Para pensar
PROVISIONALIDAD
De la evolución venimos. Evolución somos. Hacia la plenitud humana vamos haciéndonos cada día, en cada opción, en cada decisión libremente asumida. El hombre nunca está al final de sí mismo. Deviene hacia el horizonte, consciente de su infinita lejanía pero empeñado en salvar su infinita distancia. No somos un dato definitivo, sino un quehacer de nosotros mismos. Me dan miedo esos que aseguran estar de vuelta de todo. Simplemente han dado las espaldas al futuro y se encaminan contra el viento hacia un origen intangible, deshecho por el tiempo, inexistente por pasado. Se han enredado en su inmovilidad y se han suicidado con un ayer que ya no es nada.
Gregory Baun nos habla de la provisionalidad del conocimiento humano. La conciencia lúcida de esta provisionalidad empuja siempre hacia una búsqueda posterior. Nos demuestra la pobreza que somos y nos proyecta hacia cotas más altas. Si nos anclamos en esa pobreza y negamos su proyección, hemos renunciado al parto luminoso de una mañana para llorar la frustración de un ayer.
Las religiones tienden a cosificar al hombre imponiéndole una serie de verdades que no admiten discusión, profundización, investigación alguna. O se acepta el hermetismo de esas verdades o se está fuera de la confesión religiosa que las proclama. Concretamente el catolicismo (no así el cristianismo) obliga a la aceptación cerrada de ciertos dogmas, negando su profundización intelectual. Y fundamenta su cuerpo doctrinal en la revelación, en la infalibilidad papal y en una tradición no siempre fecunda y abierta, sino estática y entregada sin crítica intelectual alguna. Los tradicionalistas –venía a decir Ortega.- son los que aman el pasado en cuanto es pasado. Querer convertirlo en presente y futuro es pecar contra la temporalidad, empobrecerla y terminar negándola. Negar la temporalidad es destruir al hombre. Y a esa destrucción contribuye la Iglesia remitiendo la existencia humana a una inserción en la eternidad.
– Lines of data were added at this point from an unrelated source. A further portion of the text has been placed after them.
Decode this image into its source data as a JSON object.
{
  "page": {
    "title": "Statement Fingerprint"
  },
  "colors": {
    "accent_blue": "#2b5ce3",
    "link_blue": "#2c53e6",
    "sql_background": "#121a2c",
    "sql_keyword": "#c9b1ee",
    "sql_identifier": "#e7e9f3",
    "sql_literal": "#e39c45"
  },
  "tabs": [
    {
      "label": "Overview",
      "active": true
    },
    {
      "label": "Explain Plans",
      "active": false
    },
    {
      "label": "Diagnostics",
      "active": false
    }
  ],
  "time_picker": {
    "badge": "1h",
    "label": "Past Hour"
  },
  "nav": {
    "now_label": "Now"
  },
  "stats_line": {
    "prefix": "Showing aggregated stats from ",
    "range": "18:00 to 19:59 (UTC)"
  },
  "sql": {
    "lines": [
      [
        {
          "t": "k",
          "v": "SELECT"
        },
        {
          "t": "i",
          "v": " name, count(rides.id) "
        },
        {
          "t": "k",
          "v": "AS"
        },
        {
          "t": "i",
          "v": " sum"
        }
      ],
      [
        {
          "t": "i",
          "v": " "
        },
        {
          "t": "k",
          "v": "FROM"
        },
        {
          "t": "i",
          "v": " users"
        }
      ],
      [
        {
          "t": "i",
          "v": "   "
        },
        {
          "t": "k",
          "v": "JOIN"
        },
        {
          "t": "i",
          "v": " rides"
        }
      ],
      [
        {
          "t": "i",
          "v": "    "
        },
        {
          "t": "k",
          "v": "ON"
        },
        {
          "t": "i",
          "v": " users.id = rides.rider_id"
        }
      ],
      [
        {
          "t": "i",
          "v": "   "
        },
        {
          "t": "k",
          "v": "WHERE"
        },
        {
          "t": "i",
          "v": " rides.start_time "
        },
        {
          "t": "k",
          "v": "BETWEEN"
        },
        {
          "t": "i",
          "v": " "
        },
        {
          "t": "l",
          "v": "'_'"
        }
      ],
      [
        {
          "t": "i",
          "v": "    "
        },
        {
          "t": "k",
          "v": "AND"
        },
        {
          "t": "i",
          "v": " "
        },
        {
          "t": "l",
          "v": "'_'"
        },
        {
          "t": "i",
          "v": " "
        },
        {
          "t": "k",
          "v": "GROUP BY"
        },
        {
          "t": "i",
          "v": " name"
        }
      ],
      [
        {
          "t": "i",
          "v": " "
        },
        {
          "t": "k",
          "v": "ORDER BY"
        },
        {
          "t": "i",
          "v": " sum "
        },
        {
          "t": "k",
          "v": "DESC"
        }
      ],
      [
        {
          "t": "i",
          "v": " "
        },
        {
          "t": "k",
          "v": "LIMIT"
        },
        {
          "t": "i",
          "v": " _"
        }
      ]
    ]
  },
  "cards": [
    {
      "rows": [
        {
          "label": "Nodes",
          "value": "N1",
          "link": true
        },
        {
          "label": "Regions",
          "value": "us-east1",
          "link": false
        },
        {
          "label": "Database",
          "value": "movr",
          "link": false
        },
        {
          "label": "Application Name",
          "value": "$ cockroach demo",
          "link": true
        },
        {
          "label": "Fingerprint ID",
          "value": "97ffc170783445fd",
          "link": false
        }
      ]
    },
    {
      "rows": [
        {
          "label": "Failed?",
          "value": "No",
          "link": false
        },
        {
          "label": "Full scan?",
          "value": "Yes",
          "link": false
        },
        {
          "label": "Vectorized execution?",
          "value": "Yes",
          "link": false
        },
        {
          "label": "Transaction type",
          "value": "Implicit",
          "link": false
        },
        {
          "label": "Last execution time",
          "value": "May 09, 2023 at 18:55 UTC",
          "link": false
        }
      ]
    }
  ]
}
Benedicto XVI aprovecha muchas de sus intervenciones para condenar el relativismo. Y lo hace de forma llamativa cada vez que visita España. Ignoro por qué los pensadores españoles son más relativistas que los alemanes o los holandeses. Podríamos aquí citar nombres de ambas nacionalidades que nos han sacado mucha ventaja en esto de “inventar” el futuro doctrinal de la Iglesia purificando todas esas tradiciones acríticamente asumidas por la doctrina eclesiástica.
Poco que decir sobre la revelación divina y la infalibilidad papal. La concepción atávica de la mujer, la apropiación absoluta de la verdad fuera de la cual no hay salvación, la imposición de límites al desarrollo científico, la condena de una teología que vincula a los pobres como preocupación primordial del Dios hecho hombre, la exigencia del celibato concebido como gracia pero implantado en realidad como obligación canónica, la exaltación del sufrimiento que aplaca la ira de un dios concebido como necesitado del dolor humano, la muerte como decisión divina y no como plenitud intrínseca del hombre (por algo “morirse” es un verbo reflexivo). Podíamos seguir enumerando, pero es suficiente lo expuesto.
Lejos del teocentrismo, al hombre no le queda más camino que el relativismo que lo configura como provisionalidad itinerante. El hombre actual no acepta dogmas como imposiciones superpuestas a su condición intelectual. Tiene por el contrario la conciencia clara de su existencia como buscador incansable. Esta tarea de búsqueda no puede darse más que desde la asunción de una provisionalidad que le lleva a considerar cada encuentro con su mundo como una relativización que lo sitúa en el camino hacia una plenitud.
La postura estática de la Iglesia la lleva a que el hombre actual la considere un residuo fosilizado del pasado.